The evolutionary process builds time-preference into organisms who do not calculate, as a (rough) rule of thumb to approximate what calculation would lead to.…let us now consider the situation of organisms who do calculate, and who can in their deliberations take into account various future contingencies. If these organisms (call them people) do such explicit calculation, and also feed into these calculations magnitudes of (future) desires which have been discounted to take such calculations into account already, then isn’t there double-counting, or rather, double-discounting? Time preference first discounts, and our later calculations explicitly take into account factors and lead, in effect, to explicit discounting. (p. 140)
There’s an obvious problem with including the evolutionary account in economic theory. The disutility of labor is a fact that Mises thinks economists should add to praxeology. Nozick’s evolutionary account is just speculation. So far as I know, it hasn’t been shown that human beings have a genetic tendency to discount the future, let alone that Nozick’s evolutionary explanation of that alleged fact ought to be accepted. Adding a speculative story to economic theory isn’t quite the same as adding an uncontroversial fact. Maybe Nozick can escape this criticism if all he means is that time preference should be added to economic theory as an empirical fact, not his explanation for it as well.
But I doubt that he accepts this more limited view, because the problem he raises depends on his speculative theory. The problem, remember, is that we’ve got time preference built into us genetically, so if we consciously discount, we are double-discounting. Nozick thinks that when we picture, say, getting an orange now and getting a similar-quality orange a year from now, the orange a year from now will seem less desirable to us without having to think “if I have to wait a year to get the orange, I want a premium—one orange isn’t enough.”
One way to escape this problem would be to claim that the way human beings discount the future is by explicit calculation. Even if Nozick is right that time preference in human beings is biologically based, maybe we don’t do this automatically. But I suspect that he would answer, piling speculation on top of speculation, that human beings discounted the future before they were able to calculate numerically.
The best response, I think, to the double discounting problem doesn’t require us to challenge the account on its biological details. Suppose Nozick is right: time preference gives animals that have it a reproductive advantage, and we have time preference built into us. Who says that the biologically based time preference rate is the optimal rate? The fact, if it is one, that our ancestors survived at a higher rate than competitors with other rates hardly shows that this rate is “better” from an evolutionary point of view, than the genetically based rate plus conscious discounting.
And what if it is? Why should we try to maximize “inclusive fitness,” as evolutionists call it? Why shouldn’t people adopt the time discount rate that seems best to them, for whatever reason they wish?

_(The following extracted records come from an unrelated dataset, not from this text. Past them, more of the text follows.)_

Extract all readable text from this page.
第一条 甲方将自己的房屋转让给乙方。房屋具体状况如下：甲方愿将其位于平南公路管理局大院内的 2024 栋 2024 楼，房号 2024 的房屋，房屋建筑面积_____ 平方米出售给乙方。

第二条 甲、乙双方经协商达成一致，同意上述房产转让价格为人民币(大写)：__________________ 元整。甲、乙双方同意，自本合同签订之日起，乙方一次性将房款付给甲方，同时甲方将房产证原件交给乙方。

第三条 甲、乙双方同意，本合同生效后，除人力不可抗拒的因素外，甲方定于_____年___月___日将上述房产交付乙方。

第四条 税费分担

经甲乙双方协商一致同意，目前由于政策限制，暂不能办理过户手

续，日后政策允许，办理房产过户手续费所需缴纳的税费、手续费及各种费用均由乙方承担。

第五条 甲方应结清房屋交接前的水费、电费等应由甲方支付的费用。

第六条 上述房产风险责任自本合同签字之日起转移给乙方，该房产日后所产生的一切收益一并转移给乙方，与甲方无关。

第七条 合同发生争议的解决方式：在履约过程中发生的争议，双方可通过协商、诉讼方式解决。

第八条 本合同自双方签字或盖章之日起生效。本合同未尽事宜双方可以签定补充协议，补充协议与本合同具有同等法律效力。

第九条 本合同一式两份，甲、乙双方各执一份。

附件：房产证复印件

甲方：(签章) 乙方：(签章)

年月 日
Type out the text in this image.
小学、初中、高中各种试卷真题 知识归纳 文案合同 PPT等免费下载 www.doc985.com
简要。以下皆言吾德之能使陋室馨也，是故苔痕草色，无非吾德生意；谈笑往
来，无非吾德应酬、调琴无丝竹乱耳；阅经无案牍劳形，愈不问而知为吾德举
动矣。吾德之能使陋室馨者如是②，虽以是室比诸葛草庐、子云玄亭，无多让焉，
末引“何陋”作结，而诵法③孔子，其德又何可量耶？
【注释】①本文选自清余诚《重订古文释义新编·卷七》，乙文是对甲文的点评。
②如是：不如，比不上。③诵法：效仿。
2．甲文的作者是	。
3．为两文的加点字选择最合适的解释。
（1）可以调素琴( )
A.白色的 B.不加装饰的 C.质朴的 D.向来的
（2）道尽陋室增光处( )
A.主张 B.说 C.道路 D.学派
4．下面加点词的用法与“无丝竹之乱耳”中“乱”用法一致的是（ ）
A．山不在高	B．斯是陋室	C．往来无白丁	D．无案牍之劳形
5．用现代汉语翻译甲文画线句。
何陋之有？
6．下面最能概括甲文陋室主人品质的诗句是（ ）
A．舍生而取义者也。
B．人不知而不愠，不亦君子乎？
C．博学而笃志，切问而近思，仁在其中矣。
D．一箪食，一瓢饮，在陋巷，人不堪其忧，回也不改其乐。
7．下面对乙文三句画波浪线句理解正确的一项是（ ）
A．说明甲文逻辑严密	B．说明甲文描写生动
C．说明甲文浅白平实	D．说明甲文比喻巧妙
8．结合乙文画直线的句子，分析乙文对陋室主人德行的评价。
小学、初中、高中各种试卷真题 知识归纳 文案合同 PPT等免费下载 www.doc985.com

Nozick seems to assume that people consciously discount for time only because they don’t realize that discounting is already built into them genetically. Why assume this?
I gave Nozick a version of this objection in a conversation I had with him in April 1980. I said that maybe all he has shown, if his explanation is right, is that people have higher time preference rates than they think they do. He paused for about fifteen or twenty seconds, and responded in the way I’ve suggested in the previous paragraph. Later that month, I visited Murray Rothbard in Manhattan and told him about the exchange. Murray said, “That’s great, David! You stopped the flow!” Murray was referring to a technique of gamesmanship discussed by the British humorist Stephen Potter, a favorite author of his.